Interactive tutorials

Each notebook works without an API key using pre-recorded traces. All Kalibra analysis runs identically.

Integration	Trace format	Demo scenario
Phoenix / OpenInference	`llm.`, `openinference.`	Multi-step agent with span tree aggregation
OTel GenAI	`gen_ai.*`	Truncation regression hidden by aggregate improvement
CrewAI	Flat JSONL	Failure redistribution and cost explosion

Compare your own data

kalibra compare baseline.jsonl current.jsonl

If your JSONL uses non-standard field names, let Kalibra figure it out:

kalibra inspect your-traces.jsonl --suggest

This scans your data and prints metric readiness, field coverage, and a copy-pasteable compare command:

  Metric readiness
    ✓ Outcome          200/200 traces
    ✗ Cost               0/200 traces
    ✓ Tokens           200/200 traces
    ✓ Duration         200/200 traces

  Suggested field mappings
    ★ gen_ai.usage.input_tokens
    ★ gen_ai.usage.output_tokens

  Option 1 — quick compare with flags:
      kalibra compare traces.jsonl <current.jsonl> \
      --input-tokens gen_ai.usage.input_tokens \
      --output-tokens gen_ai.usage.output_tokens

Set up quality gates

Create a kalibra.yml to make comparisons repeatable and add CI gates:

kalibra init

Or write one manually:

baseline:
  path: ./baselines/production.jsonl
current:
  path: ./eval-output/canary.jsonl

require:
  - success_rate_delta >= -2
  - regressions <= 5
  - cost_delta_pct <= 20

Run kalibra compare --metrics to see all available gate fields — token_delta_pct, duration_delta_pct, span_regressions, and more.

Then:

kalibra compare    # reads kalibra.yml, exits 1 on failure

Filtering from a single file

If your baseline and current traces are in the same file (tagged by a field like variant), use where to split them:

sources:
  baseline:
    path: ./all-traces.jsonl
    where:
      - variant == baseline
  current:
    path: ./all-traces.jsonl
    where:
      - variant == current

require:
  - success_rate_delta >= -2
  - regressions <= 5

Operators: == (equal), != (not equal), =~ (regex match), !~ (regex not match).

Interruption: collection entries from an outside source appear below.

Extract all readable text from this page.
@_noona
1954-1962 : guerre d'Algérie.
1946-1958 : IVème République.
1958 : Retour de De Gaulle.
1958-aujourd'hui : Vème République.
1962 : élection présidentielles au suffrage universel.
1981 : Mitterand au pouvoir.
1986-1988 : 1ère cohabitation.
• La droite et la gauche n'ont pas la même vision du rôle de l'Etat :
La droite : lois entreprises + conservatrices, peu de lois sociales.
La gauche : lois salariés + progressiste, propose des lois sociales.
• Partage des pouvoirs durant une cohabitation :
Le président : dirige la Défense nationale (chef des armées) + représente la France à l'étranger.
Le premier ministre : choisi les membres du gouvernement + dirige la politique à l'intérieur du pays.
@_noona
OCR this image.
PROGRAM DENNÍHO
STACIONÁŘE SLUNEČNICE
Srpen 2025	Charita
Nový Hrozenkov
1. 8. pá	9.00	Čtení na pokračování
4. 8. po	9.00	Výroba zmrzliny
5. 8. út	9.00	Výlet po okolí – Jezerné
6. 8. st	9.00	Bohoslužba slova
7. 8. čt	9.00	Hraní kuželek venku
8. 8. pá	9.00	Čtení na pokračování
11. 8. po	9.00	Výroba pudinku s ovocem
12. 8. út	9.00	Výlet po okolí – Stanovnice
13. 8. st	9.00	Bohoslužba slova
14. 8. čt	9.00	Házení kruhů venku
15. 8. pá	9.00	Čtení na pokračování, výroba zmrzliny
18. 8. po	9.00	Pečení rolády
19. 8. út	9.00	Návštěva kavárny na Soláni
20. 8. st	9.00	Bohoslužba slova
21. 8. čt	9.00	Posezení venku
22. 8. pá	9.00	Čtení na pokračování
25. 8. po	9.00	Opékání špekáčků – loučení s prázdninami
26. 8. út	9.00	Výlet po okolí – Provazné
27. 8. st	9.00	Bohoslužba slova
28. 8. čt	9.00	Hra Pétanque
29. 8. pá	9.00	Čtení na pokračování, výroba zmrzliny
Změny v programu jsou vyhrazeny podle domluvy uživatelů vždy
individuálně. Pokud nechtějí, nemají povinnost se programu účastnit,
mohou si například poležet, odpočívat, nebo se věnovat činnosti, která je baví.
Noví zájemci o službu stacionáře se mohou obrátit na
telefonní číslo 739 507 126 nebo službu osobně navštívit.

Multiple matchers are ANDed. Traces missing the field are excluded.

Add to CI

# .github/workflows/quality-gate.yml
name: Agent Quality Gate
on: [pull_request]

jobs:
  kalibra:
    runs-on: ubuntu-latest
    permissions:
      pull-requests: write
    steps:
      - uses: actions/checkout@v5
      - run: python eval.py --output current.jsonl
      - uses: khan5v/kalibra-action@v1
        with:
          baseline: baselines/production.jsonl
          current: current.jsonl
          config: kalibra.yml

The kalibra-action posts a markdown report as a PR comment and exits 1 if any gate fails.